Glosse: 2013 wird wie 2012, nur anders

Von Stephan Baier

Damit wir endlich wissen, was wir 2012 erlebten, oder was wir versäumten, weil es schon zum Zeitpunkt des Geschehens unsere Wahrnehmungsschwelle nicht überschritt, präsentieren uns Medien derzeit haufenweise Jahresrückblicke. Wer als Zeitzeuge jetzt autoritativ erfahren will, wie wir das Jahr zu bilanzieren haben, horche dorthin, wo die Deutungshoheit zuhause ist: in den oft fälschlich mit dem Boulevard assoziierten Medien, die Stammtische von Nationen sind, in den Fernsehlangeweileshows und an den real existierenden Stamm- und Kaffeehaustischen. Dort fällt das Urteil differenziert aus: Zwar trat der versprochene Weltuntergang nicht ein, zumindest nicht kollektiv und global, doch wird die Welt weiter von Wahnsinnigen regiert. Nicht immer und überall, aber mehrheitlich und meistens. Wie die Mehrheit der Fußballfans sicher mehr Tore geschossen und weniger reingelassen hätte als ihre Lieblingsfußballmannschaft, wenn diese gerade ein Spiel verlor, so weiß die Mehrheit der politisierenden Bürger viel besser, wie ihre Stadt, ihr Land und der Rest der Welt zu regieren wären – und warum „die da oben“ immer alles falsch machen.

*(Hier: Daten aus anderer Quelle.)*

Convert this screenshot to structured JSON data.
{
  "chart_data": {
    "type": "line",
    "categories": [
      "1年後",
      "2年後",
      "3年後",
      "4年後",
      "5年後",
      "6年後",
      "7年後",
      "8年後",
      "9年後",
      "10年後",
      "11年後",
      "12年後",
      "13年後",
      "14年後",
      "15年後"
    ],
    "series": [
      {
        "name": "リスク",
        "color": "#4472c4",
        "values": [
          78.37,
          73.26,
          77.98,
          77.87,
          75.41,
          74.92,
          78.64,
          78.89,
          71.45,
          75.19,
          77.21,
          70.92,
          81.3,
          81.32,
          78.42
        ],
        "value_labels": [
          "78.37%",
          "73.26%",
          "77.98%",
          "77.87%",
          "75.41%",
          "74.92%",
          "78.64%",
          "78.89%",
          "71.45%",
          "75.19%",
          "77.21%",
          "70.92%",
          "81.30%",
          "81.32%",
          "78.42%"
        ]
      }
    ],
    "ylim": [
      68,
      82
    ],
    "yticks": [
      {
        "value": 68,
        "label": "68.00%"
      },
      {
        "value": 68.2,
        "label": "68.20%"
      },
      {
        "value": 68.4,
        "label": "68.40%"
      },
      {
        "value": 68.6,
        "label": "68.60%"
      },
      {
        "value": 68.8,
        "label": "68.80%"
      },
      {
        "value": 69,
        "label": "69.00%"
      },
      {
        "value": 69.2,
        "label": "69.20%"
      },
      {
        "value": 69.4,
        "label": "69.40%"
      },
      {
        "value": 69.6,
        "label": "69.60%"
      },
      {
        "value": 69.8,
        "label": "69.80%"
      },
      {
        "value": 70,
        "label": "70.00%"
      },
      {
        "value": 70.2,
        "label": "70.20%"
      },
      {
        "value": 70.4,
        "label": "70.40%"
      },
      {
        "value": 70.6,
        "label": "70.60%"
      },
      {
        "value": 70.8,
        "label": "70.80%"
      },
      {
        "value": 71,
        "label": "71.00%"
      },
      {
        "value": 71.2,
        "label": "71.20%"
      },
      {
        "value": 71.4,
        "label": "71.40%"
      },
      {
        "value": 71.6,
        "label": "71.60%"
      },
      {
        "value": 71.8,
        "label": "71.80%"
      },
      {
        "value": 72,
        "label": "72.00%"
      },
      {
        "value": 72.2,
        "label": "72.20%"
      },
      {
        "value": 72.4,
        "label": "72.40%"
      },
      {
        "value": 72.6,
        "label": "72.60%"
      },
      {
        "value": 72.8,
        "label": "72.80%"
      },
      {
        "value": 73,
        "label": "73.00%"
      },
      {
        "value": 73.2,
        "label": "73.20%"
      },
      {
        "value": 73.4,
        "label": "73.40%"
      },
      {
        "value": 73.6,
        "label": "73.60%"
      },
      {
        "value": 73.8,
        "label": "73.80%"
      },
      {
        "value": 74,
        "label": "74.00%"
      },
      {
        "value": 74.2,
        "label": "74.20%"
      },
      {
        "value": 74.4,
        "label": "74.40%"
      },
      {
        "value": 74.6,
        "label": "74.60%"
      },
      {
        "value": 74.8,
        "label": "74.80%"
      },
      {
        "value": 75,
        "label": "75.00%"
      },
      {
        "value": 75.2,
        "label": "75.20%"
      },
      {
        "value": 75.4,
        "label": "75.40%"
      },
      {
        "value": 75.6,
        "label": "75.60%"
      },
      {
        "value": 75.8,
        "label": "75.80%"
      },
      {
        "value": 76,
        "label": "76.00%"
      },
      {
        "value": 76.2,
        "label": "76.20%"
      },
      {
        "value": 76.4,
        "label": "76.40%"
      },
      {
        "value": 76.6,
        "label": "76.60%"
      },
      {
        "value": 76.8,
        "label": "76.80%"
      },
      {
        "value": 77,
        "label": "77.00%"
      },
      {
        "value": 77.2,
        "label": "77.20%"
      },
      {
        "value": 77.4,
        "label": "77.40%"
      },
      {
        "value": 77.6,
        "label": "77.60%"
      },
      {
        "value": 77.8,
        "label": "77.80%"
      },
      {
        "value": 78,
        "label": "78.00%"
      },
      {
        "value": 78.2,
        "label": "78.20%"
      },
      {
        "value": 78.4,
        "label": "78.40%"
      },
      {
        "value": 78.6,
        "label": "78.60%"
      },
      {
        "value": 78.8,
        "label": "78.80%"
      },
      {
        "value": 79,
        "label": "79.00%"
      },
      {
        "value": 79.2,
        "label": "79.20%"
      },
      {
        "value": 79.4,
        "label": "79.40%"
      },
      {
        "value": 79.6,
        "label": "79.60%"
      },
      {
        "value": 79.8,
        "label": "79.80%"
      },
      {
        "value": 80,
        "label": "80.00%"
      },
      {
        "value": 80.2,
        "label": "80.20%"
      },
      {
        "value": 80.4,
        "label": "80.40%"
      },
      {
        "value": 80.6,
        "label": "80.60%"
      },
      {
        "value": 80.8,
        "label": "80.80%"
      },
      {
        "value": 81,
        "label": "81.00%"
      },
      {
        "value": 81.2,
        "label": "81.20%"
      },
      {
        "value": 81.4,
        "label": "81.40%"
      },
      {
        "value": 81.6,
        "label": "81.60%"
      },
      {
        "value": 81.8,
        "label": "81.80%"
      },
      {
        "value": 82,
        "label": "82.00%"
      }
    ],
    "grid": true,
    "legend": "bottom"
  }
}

Daraus aber entsteht ein Teufelskreis: Weil die da oben immer alles falsch machen, müssen wir da unten immer auf sie schimpfen. Weil wir da unten aber immer auf die da oben schimpfen, will keiner von denen, die es sicher besser könnten, zu denen da oben gehören. Und darum wird die Welt auch 2013 von Wahnsinnigen regiert werden. Nicht immer und überall, aber – wie gesagt – mehrheitlich und meistens.